[TiDB Usage Environment] Production Environment
[TiDB Version] 6.5.5
[Reproduction Path] Added several TiKV nodes through tiup cluster scale-out
[Encountered Problem: Symptoms and Impact] Found a bunch of merge-region tasks through operator show in pd-ctl, while balance-region tasks are very few. The scale-out was performed during off-peak hours at night, and operator show was basically empty before the scale-out.
[Resource Configuration] Expanded from tikv8 to tikv12
[Attachments: Screenshots/Logs/Monitoring]
There isn’t much actual business at night. It’s obvious that the merge-region is caused by scaling out. Why does scaling out require a bunch of merge-regions?
After enabling region merge, a merge can only occur if both the region size triggers max-merge-region-size and the number of keys triggers max-merge-region-keys. Could it be that you just happened to see it? How many times did you check before and after the expansion?
I actually didn’t understand this chart either , but I noticed that both skip and no-target-store are very high.
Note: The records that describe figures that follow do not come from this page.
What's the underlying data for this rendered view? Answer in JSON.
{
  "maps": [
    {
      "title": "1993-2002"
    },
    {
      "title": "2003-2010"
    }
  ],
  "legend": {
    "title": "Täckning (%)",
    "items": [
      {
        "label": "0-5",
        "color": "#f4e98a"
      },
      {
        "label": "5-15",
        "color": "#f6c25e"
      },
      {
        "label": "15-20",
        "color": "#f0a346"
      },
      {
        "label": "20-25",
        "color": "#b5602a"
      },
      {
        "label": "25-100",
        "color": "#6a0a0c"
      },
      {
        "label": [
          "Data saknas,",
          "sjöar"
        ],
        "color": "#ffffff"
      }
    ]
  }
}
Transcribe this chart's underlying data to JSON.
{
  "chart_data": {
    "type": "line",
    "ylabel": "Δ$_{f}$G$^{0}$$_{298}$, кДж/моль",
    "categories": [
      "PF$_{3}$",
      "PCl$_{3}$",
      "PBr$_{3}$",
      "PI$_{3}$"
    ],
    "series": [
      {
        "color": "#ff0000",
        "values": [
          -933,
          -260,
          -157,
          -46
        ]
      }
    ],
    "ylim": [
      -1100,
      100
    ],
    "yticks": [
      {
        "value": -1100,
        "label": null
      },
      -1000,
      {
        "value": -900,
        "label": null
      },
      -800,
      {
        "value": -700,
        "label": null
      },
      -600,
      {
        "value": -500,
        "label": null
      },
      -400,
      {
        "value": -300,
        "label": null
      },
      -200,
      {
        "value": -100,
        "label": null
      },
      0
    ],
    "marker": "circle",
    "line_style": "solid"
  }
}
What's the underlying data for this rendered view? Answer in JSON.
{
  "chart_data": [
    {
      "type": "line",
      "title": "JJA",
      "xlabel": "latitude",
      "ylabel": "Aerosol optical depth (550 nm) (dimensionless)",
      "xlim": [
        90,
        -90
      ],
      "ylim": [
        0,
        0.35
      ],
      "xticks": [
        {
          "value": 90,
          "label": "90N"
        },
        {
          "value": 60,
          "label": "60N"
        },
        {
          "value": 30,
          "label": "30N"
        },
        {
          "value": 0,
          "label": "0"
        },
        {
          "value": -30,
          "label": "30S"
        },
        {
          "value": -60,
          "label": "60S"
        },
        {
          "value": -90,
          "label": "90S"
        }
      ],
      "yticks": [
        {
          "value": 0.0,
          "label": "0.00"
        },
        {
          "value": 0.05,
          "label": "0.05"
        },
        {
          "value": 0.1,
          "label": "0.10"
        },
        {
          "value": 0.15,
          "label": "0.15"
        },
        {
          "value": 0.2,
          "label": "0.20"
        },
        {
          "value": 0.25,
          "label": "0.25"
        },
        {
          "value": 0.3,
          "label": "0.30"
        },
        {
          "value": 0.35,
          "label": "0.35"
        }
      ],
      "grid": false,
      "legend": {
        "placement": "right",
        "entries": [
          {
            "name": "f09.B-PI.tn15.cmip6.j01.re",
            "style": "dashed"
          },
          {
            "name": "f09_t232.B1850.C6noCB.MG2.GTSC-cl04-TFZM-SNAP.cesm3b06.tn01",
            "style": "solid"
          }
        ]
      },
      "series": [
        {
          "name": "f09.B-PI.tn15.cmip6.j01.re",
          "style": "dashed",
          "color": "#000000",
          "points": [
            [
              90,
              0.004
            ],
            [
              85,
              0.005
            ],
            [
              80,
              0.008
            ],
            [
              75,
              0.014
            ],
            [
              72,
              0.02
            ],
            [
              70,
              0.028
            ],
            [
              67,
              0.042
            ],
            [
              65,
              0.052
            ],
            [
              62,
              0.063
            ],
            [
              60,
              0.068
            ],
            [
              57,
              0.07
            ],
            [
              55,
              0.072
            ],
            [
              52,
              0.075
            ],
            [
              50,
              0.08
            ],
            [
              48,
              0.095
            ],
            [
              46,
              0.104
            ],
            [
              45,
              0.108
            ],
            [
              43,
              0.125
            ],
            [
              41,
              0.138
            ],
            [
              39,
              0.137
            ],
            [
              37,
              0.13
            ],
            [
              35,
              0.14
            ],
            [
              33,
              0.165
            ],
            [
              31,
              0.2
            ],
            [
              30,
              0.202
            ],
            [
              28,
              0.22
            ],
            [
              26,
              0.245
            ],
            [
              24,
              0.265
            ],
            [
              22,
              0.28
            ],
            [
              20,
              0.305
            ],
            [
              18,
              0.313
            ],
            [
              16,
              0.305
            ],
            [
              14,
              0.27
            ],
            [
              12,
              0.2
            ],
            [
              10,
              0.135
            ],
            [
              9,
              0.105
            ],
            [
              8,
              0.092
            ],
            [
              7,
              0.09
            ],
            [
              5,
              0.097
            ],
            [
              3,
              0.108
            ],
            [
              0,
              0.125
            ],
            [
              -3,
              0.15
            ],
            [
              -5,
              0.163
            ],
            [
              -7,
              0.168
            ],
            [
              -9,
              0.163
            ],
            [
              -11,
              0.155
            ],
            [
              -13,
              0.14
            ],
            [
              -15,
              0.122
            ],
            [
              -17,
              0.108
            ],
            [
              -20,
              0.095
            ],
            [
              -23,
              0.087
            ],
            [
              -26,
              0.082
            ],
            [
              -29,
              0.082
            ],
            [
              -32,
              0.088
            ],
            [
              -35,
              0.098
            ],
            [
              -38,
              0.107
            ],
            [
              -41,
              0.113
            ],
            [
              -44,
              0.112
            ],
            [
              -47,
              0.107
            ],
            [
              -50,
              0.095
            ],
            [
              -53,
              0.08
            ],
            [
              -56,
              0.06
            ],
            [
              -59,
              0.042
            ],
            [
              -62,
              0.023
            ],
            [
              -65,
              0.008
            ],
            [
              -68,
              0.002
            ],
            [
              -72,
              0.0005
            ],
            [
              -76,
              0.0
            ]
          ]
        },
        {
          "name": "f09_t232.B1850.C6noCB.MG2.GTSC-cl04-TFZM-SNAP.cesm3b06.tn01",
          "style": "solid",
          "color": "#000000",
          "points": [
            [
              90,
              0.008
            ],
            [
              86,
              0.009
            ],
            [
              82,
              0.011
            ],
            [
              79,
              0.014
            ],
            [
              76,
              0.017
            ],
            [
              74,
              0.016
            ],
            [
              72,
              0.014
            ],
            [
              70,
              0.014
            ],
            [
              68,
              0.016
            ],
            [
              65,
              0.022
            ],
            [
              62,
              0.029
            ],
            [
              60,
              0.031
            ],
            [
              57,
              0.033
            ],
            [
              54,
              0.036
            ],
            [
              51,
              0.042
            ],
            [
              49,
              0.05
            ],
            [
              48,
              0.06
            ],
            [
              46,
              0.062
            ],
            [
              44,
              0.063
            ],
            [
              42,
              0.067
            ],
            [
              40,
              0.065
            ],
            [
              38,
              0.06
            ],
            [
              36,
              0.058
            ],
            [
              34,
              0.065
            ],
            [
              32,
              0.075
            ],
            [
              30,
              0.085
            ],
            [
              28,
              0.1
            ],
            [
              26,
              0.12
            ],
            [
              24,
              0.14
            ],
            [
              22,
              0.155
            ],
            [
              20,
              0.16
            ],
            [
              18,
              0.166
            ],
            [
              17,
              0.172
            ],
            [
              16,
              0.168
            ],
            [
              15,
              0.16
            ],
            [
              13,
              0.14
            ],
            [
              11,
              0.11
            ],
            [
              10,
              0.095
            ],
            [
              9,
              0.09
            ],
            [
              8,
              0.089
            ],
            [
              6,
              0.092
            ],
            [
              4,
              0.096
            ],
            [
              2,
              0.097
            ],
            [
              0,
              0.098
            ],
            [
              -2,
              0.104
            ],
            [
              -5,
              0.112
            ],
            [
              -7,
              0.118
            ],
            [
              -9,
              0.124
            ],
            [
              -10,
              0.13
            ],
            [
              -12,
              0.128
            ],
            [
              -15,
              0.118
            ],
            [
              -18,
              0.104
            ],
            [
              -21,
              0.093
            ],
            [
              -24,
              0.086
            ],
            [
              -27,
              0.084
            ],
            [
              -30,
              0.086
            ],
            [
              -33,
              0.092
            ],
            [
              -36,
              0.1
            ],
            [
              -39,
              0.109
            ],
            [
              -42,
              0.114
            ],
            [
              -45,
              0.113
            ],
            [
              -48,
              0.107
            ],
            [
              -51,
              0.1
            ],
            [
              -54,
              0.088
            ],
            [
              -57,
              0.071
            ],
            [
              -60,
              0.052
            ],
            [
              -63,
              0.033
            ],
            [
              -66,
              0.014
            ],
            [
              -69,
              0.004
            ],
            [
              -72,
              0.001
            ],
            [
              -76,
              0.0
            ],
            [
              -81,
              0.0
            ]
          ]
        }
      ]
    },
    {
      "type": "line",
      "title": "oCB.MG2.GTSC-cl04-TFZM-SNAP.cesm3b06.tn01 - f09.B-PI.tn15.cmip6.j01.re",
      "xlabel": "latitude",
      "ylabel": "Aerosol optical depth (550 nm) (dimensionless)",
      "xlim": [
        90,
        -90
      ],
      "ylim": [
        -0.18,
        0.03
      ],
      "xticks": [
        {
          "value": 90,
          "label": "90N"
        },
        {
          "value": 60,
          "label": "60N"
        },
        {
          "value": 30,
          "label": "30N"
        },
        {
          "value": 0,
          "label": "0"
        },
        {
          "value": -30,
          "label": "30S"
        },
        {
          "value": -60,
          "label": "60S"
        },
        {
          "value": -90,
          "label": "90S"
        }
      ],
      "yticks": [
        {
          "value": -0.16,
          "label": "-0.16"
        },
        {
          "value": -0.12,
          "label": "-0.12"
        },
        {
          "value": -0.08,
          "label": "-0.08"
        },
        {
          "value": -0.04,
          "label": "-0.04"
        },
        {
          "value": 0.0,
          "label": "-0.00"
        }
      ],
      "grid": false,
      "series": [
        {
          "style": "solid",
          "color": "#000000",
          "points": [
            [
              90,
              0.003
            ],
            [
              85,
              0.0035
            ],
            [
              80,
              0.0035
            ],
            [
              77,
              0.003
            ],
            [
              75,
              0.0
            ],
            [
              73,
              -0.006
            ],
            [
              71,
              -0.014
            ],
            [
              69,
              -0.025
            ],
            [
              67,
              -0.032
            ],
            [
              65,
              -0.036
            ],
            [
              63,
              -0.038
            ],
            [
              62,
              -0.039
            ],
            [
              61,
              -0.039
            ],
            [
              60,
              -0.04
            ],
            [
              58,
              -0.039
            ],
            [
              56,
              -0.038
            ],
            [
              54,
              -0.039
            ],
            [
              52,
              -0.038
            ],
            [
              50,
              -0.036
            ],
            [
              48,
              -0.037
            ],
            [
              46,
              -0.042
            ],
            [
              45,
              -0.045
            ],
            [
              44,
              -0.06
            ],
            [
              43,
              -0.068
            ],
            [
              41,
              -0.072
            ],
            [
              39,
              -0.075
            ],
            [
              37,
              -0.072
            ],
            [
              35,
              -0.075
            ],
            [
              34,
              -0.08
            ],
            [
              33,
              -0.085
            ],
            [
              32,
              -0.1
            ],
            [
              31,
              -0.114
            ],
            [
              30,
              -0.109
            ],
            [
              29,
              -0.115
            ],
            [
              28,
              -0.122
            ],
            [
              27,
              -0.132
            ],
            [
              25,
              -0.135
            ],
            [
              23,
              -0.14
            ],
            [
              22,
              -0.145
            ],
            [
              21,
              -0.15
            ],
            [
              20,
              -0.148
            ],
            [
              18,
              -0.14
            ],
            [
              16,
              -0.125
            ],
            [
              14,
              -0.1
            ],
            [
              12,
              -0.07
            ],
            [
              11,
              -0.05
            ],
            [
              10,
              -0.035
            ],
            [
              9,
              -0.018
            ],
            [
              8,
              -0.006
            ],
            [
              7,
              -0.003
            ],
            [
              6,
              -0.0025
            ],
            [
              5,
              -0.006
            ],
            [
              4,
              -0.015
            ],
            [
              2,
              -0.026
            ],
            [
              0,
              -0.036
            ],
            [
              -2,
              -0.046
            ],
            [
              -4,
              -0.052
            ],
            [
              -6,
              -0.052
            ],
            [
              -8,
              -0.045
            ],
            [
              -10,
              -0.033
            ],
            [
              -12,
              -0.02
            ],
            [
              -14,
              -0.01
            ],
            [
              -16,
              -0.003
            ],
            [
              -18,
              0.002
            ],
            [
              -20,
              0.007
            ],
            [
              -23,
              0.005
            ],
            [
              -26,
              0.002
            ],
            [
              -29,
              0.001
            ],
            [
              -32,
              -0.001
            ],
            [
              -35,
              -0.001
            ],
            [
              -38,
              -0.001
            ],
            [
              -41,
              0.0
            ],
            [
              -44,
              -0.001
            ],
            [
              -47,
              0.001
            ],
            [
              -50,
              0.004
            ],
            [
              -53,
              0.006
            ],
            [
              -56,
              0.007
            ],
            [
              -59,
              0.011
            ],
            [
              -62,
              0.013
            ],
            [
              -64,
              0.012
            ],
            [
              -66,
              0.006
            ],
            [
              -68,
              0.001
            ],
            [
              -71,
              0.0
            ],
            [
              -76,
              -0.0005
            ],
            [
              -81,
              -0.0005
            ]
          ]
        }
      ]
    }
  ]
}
Does this indicate some kind of anomaly?
It wasn’t just shown once; it was summarized after frequently executing the show command many times after the expansion started. I picked one instance to post here.
I have added two images. It seems that there are still many balance-leader and balance-region operations occurring during scaling, but there are indeed a bunch of merge-region operations accompanying balance-leader.
Maybe the reason we always see a bunch of merge-region operations in the operator show is that merge-region is the heaviest and slowest of these operations. But why does scaling trigger merge-region?
Indeed, the trend in the second graph is already very obvious. Theoretically, performing a merge during expansion can reduce the number of IO operations, but I haven’t found any related documentation.
Looking at operator show and Schedule Operator Create, that’s not the case. There are many merge-regions being executed. Additionally, the Schedule Operator Finish data is not posted, but it is basically consistent with the Schedule Operator Create data, indicating that they were indeed executed.